[path-PEP] Path inherits from basestring again

Tony Meyer t-meyer at ihug.co.nz
Thu Jul 28 22:48:55 EDT 2005


> I, herewith, claim to have used it in the past.
> 
> But I am indifferent as to if its needed, it just looks natural to me.

So far there seem to have been a few +0s, but no +1s...

> What I use quite often is::
> 
>    path(__file__).dirname() / "somesiblingfileiknowisthere"
> 
> you do not have to think about trailing slashes or absolute vs. 
> relative. and its much better than::
> 
>    from os.path import *
>    join(dirname(__file__), "somesiblingfileiknowisthere")

In what way is this "much better"?  To me, this is much worse, because it is
not at all clear what it means (a *huge* benefit of using Python is that you
can read the code just like pseudocode).  It is immediately clear from the
second example that you are joining two things together.  The first one, you
could be joining, or you could be dividing.  Compare:

    my_directory_string_object / "somesiblingfileiknowisthere"

and

    my_directory_path_object / "somesiblingfileiknowisthere"

These look the same, but one will raise a TypeError, and the other will
result in a joined Path.  How do I tell which is which when reading source,
without explicitly saying that I'm using a Path object?
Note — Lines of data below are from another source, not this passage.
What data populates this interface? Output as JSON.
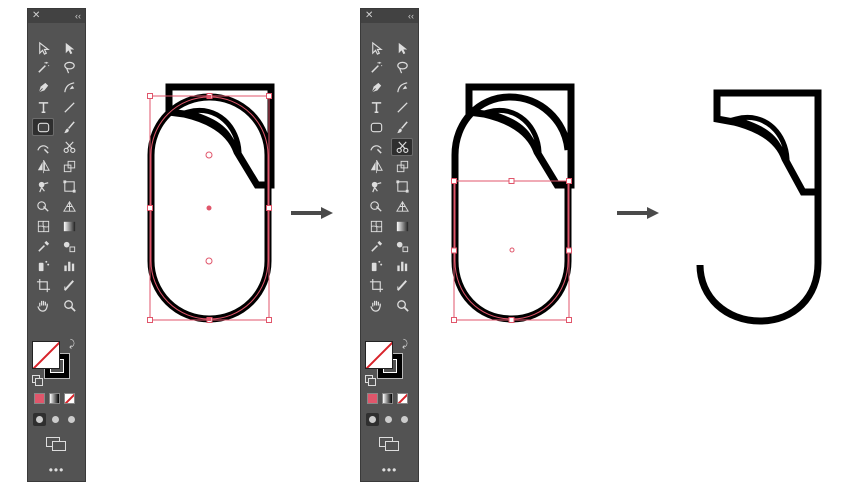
{
  "toolbars": {
    "left": {
      "close_glyph": "✕",
      "collapse_glyph": "‹‹",
      "more_glyph": "•••",
      "active_tool": "rounded-rectangle-tool"
    },
    "right": {
      "close_glyph": "✕",
      "collapse_glyph": "‹‹",
      "more_glyph": "•••",
      "active_tool": "scissors-tool"
    }
  },
  "tools": [
    {
      "name": "selection-tool-icon",
      "col": 0,
      "row": 0
    },
    {
      "name": "direct-selection-tool-icon",
      "col": 1,
      "row": 0
    },
    {
      "name": "magic-wand-tool-icon",
      "col": 0,
      "row": 1
    },
    {
      "name": "lasso-tool-icon",
      "col": 1,
      "row": 1
    },
    {
      "name": "pen-tool-icon",
      "col": 0,
      "row": 2
    },
    {
      "name": "curvature-tool-icon",
      "col": 1,
      "row": 2
    },
    {
      "name": "type-tool-icon",
      "col": 0,
      "row": 3
    },
    {
      "name": "line-segment-tool-icon",
      "col": 1,
      "row": 3
    },
    {
      "name": "rounded-rectangle-tool-icon",
      "col": 0,
      "row": 4
    },
    {
      "name": "paintbrush-tool-icon",
      "col": 1,
      "row": 4
    },
    {
      "name": "shaper-tool-icon",
      "col": 0,
      "row": 5
    },
    {
      "name": "scissors-tool-icon",
      "col": 1,
      "row": 5
    },
    {
      "name": "reflect-tool-icon",
      "col": 0,
      "row": 6
    },
    {
      "name": "scale-tool-icon",
      "col": 1,
      "row": 6
    },
    {
      "name": "puppet-warp-tool-icon",
      "col": 0,
      "row": 7
    },
    {
      "name": "free-transform-tool-icon",
      "col": 1,
      "row": 7
    },
    {
      "name": "shape-builder-tool-icon",
      "col": 0,
      "row": 8
    },
    {
      "name": "perspective-grid-tool-icon",
      "col": 1,
      "row": 8
    },
    {
      "name": "mesh-tool-icon",
      "col": 0,
      "row": 9
    },
    {
      "name": "gradient-tool-icon",
      "col": 1,
      "row": 9
    },
    {
      "name": "eyedropper-tool-icon",
      "col": 0,
      "row": 10
    },
    {
      "name": "blend-tool-icon",
      "col": 1,
      "row": 10
    },
    {
      "name": "symbol-sprayer-tool-icon",
      "col": 0,
      "row": 11
    },
    {
      "name": "column-graph-tool-icon",
      "col": 1,
      "row": 11
    },
    {
      "name": "artboard-tool-icon",
      "col": 0,
      "row": 12
    },
    {
      "name": "slice-tool-icon",
      "col": 1,
      "row": 12
    },
    {
      "name": "hand-tool-icon",
      "col": 0,
      "row": 13
    },
    {
      "name": "zoom-tool-icon",
      "col": 1,
      "row": 13
    }
  ],
  "colors": {
    "toolbar_bg": "#535353",
    "selection_red": "#e0566b",
    "icon": "#dddddd",
    "stroke": "#000000"
  }
}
> __div__ is actually very convenient to "build" / "a" / "very" 
> / "very" / "long" / "path"

Would you really choose this:

    p = Path() / "build" / "a" / "very" / "very" / "long" / "path"

Over this:

    p = Path(os.path.join("build", "a", "very", "very", "long", "path"))

?  A saving of six characters, and the second one is a lot clearer.  If
there was a os.path.joinPath (or whatever name) function that returned a
Path object rather than a string, then you'd get:

    p = joinPath("build", "a", "very", "very", "long", "path")

Which is better (clearer, more concise) than either of the others, IMO.